Active Learning for Probabilistic Hypotheses Using the Maximum Gibbs Error Criterion

Part of Advances in Neural Information Processing Systems 26 (NIPS 2013)

Bibtex Metadata Paper Reviews Supplemental

Authors

Nguyen Viet Cuong, Wee Sun Lee, Nan Ye, Kian Ming A. Chai, Hai Leong Chieu

Abstract

We introduce a new objective function for pool-based Bayesian active learning with probabilistic hypotheses. This objective function, called the policy Gibbs error, is the expected error rate of a random classifier drawn from the prior distribution on the examples adaptively selected by the active learning policy. Exact maximization of the policy Gibbs error is hard, so we propose a greedy strategy that maximizes the Gibbs error at each iteration, where the Gibbs error on an instance is the expected error of a random classifier selected from the posterior label distribution on that instance.

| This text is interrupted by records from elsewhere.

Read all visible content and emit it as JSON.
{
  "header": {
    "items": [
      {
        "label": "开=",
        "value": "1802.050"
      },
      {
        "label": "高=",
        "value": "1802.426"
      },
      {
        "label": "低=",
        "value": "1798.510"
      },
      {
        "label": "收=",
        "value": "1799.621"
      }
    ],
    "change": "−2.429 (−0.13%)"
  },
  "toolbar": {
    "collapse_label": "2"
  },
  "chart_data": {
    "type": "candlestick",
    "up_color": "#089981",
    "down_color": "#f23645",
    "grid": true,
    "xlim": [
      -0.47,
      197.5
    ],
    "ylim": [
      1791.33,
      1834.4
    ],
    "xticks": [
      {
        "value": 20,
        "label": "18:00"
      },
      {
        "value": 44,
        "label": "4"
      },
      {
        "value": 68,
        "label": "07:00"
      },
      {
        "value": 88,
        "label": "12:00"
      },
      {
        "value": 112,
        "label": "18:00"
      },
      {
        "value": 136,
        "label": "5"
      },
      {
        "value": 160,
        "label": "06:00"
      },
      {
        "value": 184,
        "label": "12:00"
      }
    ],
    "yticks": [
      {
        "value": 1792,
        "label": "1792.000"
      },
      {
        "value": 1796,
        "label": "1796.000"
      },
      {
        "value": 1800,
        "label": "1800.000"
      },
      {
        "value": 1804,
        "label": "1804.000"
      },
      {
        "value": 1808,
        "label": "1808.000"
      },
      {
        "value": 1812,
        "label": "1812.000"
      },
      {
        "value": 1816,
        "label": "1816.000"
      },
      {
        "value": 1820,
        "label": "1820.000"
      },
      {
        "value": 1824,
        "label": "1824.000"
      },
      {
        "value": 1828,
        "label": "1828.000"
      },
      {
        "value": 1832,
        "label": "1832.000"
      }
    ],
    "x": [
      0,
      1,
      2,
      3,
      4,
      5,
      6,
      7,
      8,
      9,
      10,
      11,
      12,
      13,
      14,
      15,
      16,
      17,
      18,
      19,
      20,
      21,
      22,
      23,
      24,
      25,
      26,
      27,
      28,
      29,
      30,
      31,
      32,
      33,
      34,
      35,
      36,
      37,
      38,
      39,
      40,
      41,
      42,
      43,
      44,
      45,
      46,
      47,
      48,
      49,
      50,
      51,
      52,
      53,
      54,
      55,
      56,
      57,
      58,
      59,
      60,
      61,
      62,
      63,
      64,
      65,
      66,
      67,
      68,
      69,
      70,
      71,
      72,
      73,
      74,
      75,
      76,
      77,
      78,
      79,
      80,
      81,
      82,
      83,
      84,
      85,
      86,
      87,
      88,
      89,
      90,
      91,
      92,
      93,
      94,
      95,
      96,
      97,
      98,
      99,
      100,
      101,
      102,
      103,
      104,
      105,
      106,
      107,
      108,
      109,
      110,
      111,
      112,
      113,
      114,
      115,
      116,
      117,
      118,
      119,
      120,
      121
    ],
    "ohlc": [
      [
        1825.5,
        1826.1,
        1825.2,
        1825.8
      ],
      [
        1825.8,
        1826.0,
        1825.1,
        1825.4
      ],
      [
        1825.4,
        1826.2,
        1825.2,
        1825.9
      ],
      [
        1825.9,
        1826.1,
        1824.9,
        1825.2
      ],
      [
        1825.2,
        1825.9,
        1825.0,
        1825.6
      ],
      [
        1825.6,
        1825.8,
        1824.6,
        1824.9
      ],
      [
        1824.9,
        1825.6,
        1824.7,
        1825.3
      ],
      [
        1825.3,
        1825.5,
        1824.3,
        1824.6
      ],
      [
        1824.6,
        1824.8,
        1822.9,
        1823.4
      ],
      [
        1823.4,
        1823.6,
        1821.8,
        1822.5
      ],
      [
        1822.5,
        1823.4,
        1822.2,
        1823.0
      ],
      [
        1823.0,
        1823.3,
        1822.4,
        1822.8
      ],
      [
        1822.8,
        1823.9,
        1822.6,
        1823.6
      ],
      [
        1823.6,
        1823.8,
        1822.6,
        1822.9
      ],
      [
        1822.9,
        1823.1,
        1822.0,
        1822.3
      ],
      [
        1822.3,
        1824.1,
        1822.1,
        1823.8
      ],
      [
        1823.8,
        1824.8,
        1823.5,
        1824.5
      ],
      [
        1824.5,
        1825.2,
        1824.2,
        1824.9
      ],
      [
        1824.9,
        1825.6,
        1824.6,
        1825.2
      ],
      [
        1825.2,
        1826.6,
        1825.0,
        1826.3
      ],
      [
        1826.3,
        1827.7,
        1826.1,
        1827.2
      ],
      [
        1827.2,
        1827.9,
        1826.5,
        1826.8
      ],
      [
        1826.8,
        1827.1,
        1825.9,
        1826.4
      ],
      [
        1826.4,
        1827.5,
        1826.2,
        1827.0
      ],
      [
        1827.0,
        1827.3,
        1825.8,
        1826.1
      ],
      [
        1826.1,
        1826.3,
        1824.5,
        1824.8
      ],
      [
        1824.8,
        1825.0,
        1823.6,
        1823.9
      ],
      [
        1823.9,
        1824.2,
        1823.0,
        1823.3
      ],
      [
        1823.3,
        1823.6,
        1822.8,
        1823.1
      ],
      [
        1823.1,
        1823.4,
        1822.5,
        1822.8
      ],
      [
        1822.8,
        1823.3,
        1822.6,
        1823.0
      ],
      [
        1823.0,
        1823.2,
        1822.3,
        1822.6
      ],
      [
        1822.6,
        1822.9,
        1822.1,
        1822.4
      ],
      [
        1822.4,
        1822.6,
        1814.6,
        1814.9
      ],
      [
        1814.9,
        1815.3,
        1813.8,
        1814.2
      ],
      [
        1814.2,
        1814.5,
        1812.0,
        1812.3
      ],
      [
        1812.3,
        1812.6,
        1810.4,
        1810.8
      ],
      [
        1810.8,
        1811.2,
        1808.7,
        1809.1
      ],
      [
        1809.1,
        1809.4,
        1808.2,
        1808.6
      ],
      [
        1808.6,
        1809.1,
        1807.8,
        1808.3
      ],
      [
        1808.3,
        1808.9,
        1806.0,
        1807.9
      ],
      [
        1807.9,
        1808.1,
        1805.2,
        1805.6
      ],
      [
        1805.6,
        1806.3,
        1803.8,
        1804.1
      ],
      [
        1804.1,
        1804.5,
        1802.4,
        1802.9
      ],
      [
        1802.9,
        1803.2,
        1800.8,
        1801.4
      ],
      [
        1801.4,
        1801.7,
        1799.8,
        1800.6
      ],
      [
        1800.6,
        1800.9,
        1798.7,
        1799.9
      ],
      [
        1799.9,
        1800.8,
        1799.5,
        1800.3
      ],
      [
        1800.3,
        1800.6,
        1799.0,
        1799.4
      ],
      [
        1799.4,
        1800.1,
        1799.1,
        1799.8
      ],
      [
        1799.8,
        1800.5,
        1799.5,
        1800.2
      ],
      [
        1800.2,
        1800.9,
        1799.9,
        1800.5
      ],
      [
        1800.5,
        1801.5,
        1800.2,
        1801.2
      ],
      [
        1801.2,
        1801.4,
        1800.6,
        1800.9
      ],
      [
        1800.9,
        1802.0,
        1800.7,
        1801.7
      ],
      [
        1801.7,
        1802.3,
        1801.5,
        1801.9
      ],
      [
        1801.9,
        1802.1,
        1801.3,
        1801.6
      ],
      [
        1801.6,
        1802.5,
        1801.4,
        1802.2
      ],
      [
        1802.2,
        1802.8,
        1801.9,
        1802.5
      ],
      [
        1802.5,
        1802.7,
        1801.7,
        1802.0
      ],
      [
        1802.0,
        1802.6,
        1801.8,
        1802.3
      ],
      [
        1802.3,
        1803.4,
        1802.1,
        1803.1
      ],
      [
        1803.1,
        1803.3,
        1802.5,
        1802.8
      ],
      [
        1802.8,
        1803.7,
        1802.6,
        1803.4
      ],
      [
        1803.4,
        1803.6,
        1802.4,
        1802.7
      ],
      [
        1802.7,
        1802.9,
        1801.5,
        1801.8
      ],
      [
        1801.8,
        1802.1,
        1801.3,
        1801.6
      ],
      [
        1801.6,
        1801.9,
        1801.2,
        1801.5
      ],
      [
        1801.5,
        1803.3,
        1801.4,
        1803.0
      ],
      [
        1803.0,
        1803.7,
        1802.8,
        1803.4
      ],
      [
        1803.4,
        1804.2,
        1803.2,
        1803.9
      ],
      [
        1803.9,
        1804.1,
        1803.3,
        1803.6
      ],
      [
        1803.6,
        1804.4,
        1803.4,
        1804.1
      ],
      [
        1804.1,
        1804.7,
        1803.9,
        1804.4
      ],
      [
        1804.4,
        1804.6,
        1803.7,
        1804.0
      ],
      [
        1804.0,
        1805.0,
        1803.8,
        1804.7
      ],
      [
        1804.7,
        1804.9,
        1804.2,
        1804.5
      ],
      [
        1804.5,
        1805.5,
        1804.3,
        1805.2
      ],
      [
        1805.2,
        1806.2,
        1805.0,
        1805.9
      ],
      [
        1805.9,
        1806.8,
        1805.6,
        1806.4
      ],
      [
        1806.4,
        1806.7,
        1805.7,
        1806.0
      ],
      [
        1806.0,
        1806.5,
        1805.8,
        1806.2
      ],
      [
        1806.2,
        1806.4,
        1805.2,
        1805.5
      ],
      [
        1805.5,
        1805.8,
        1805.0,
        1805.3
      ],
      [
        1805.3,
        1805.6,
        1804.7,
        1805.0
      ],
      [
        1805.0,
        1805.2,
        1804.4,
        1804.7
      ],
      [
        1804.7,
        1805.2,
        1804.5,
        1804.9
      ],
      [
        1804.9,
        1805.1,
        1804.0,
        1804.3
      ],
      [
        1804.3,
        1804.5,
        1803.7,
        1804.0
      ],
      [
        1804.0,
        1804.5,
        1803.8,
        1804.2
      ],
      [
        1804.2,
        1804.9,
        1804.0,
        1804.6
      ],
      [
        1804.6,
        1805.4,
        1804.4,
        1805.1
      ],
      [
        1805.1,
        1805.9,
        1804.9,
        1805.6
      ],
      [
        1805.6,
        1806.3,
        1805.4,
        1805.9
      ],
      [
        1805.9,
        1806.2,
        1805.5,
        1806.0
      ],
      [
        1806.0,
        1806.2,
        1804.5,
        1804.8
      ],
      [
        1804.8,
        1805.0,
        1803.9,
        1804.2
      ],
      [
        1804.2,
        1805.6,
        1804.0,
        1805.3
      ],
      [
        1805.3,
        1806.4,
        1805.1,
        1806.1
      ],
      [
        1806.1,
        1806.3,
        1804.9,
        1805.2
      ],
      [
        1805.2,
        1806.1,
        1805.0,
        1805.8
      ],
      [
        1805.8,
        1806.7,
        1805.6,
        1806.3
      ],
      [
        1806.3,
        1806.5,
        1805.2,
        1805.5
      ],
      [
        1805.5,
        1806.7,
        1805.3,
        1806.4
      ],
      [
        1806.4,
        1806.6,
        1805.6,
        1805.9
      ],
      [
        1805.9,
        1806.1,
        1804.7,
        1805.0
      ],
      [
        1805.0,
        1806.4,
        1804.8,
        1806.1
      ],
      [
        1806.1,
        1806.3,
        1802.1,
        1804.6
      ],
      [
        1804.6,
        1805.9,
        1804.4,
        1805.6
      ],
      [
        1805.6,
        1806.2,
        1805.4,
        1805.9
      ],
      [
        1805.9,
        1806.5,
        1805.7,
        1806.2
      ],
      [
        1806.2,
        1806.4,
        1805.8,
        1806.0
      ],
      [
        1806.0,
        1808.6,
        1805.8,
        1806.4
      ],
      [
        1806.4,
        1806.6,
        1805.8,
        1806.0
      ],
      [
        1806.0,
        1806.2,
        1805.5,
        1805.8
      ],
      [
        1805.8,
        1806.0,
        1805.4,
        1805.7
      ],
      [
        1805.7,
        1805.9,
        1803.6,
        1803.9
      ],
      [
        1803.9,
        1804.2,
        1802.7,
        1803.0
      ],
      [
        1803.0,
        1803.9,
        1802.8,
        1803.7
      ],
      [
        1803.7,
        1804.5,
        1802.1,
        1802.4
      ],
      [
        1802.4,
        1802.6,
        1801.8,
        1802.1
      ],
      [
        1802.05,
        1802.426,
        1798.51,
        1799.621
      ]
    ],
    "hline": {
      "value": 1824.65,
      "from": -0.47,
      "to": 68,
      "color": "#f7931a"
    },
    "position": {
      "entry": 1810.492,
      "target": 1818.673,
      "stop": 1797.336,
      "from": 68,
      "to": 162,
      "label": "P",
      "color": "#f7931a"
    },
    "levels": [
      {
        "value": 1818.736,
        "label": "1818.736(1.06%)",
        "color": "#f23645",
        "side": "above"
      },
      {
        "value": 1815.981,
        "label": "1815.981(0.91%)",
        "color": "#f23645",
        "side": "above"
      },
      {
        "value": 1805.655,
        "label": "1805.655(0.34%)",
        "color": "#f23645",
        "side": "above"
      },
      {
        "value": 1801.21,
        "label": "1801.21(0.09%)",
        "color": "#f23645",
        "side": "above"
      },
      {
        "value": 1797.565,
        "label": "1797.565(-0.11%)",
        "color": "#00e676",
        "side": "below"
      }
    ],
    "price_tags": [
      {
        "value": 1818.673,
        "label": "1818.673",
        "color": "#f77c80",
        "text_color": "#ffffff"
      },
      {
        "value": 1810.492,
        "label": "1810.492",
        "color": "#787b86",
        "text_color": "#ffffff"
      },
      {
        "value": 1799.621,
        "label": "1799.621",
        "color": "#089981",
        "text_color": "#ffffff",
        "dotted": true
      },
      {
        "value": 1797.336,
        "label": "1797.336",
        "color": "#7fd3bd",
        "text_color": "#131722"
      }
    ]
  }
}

We apply this maximum Gibbs error criterion to three active learning scenarios: non-adaptive, adaptive, and batch active learning. In each scenario, we prove that the criterion achieves near-maximal policy Gibbs error when constrained to a fixed budget. For practical implementations, we provide approximations to the maximum Gibbs error criterion for Bayesian conditional random fields and transductive Naive Bayes. Our experimental results on a named entity recognition task and a text classification task show that the maximum Gibbs error criterion is an effective active learning criterion for noisy models.